The object orbiting near Columbia was never noticed during the flight. After the shuttle's destruction over Texas, just 16 minutes short of its planned Florida landing, the Air Force Space Command began analyzing radar data and noticed the object.

Initially, NASA said it suspected the object might be frozen waste water dumped overboard or an orbiting piece of space junk that the shuttle happened to encounter.

But Air Force Brig. Gen. Duane Deal, a board member, discounted both possibilities Tuesday and said the object almost had to have come from the shuttle itself.

"You or I could invent a dozen scenarios," Deal said. "It could have been something loose that separated, it could have been something inside the payload bay." It also could have been part of the left wing, where all the overheating and other troubles developed during re-entry.

He described the object as about 1 foot by 1.3 feet in size and said it was flying in tandem with Columbia one day into the mission. It was within 50 feet of the shuttle and, within that first day, started separating farther and farther away until it burned up on re-entry three days later, he said.

"It was something that more than likely came loose," Deal said.

The composition of the object is unknown, but it was lightweight and not dense, Deal said. Lab testing is planned by the Air Force and NASA to determine the material, based on its reflectivity.

Columbia had just gone through a major maneuver in orbit Jan. 17, about 24 hours into its flight, when the object popped out of nowhere, Deal said. That suggests it could have broken loose from the shuttle during the maneuver.

Following the accident, Space Command staff went through reams of data to track the object until its atmospheric re-entry Jan. 20. Nearly 3,200 radar observations were made of Columbia during its 16 days in orbit.

"It's been the most laborious examination that's ever taken place in the history of Space Command, looking at every single one of those observations," Deal said.

Because the astronauts did not do a spacewalk and did not have many windows, they would not have noticed the unidentified object, Deal said.

Meanwhile, a piece of a thermal tile, believed to be from the top of the left wing near the fuselage, remains the westernmost piece of debris found yet — and probably the earliest known fragment from its breakup. The fragment was found in West Texas, about 300 miles west of Fort Worth.
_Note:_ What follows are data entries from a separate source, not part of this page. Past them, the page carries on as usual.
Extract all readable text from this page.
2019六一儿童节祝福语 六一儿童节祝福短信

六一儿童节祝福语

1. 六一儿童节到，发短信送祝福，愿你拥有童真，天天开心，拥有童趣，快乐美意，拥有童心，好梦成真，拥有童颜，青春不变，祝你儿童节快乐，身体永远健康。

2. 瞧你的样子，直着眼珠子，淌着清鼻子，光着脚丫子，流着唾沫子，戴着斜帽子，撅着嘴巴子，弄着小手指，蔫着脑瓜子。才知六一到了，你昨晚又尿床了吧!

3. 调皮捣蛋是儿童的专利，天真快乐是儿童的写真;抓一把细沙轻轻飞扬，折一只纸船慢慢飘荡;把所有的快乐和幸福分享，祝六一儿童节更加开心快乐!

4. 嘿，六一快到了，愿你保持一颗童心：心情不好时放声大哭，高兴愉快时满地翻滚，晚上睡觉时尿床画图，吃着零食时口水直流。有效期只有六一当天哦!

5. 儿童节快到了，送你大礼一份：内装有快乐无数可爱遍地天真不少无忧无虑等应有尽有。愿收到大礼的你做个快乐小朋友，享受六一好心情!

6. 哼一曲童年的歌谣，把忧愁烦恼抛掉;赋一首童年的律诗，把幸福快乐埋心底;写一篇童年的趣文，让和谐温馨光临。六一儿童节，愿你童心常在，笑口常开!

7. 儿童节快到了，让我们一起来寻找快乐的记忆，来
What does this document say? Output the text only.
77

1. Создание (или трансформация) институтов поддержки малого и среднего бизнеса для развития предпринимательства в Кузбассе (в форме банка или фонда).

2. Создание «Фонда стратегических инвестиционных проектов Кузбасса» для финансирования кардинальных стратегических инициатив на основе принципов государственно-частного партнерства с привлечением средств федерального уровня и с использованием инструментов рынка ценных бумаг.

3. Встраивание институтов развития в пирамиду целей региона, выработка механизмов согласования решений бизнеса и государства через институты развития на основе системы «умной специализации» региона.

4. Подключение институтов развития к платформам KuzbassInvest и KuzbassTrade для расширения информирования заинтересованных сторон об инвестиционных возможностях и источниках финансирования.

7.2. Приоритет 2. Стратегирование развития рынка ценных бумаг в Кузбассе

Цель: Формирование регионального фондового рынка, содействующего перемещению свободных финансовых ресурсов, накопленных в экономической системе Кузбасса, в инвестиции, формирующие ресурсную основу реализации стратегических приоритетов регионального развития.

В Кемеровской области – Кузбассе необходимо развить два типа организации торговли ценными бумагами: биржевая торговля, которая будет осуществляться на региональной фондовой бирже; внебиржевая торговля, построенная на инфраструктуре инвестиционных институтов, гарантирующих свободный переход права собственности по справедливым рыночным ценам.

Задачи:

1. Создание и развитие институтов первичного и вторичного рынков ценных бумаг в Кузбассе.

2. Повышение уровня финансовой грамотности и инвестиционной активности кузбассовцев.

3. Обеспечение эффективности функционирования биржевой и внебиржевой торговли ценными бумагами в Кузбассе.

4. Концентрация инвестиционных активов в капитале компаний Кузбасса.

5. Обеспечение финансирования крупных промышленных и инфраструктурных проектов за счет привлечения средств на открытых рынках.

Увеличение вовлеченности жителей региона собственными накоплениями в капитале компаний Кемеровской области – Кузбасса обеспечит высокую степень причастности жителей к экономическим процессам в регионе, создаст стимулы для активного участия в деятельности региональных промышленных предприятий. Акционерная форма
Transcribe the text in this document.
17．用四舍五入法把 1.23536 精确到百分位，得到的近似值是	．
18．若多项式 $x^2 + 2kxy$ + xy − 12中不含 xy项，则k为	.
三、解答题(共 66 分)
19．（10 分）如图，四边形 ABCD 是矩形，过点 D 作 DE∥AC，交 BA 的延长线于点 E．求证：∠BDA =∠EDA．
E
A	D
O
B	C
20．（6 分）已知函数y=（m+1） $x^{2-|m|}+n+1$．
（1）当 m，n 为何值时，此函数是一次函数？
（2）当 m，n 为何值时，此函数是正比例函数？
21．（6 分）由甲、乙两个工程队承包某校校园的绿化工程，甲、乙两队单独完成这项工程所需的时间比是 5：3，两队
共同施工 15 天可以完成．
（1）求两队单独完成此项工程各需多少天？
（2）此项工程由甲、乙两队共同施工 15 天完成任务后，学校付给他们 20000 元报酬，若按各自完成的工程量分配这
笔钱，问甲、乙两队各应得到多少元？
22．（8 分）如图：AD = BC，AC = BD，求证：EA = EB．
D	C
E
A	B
The board's chairman, retired Navy Adm. Harold Gehman Jr., said he does not know how badly damaged the fragment is and stressed that it is too early to draw any conclusions from it. But he held up pictures of another tile fragment found about 30 miles west of Fort Worth. It was dark gray or almost black with orange specks and extremely rough surfaces — heat damage that is much more severe than what is normally seen from shuttle tiles.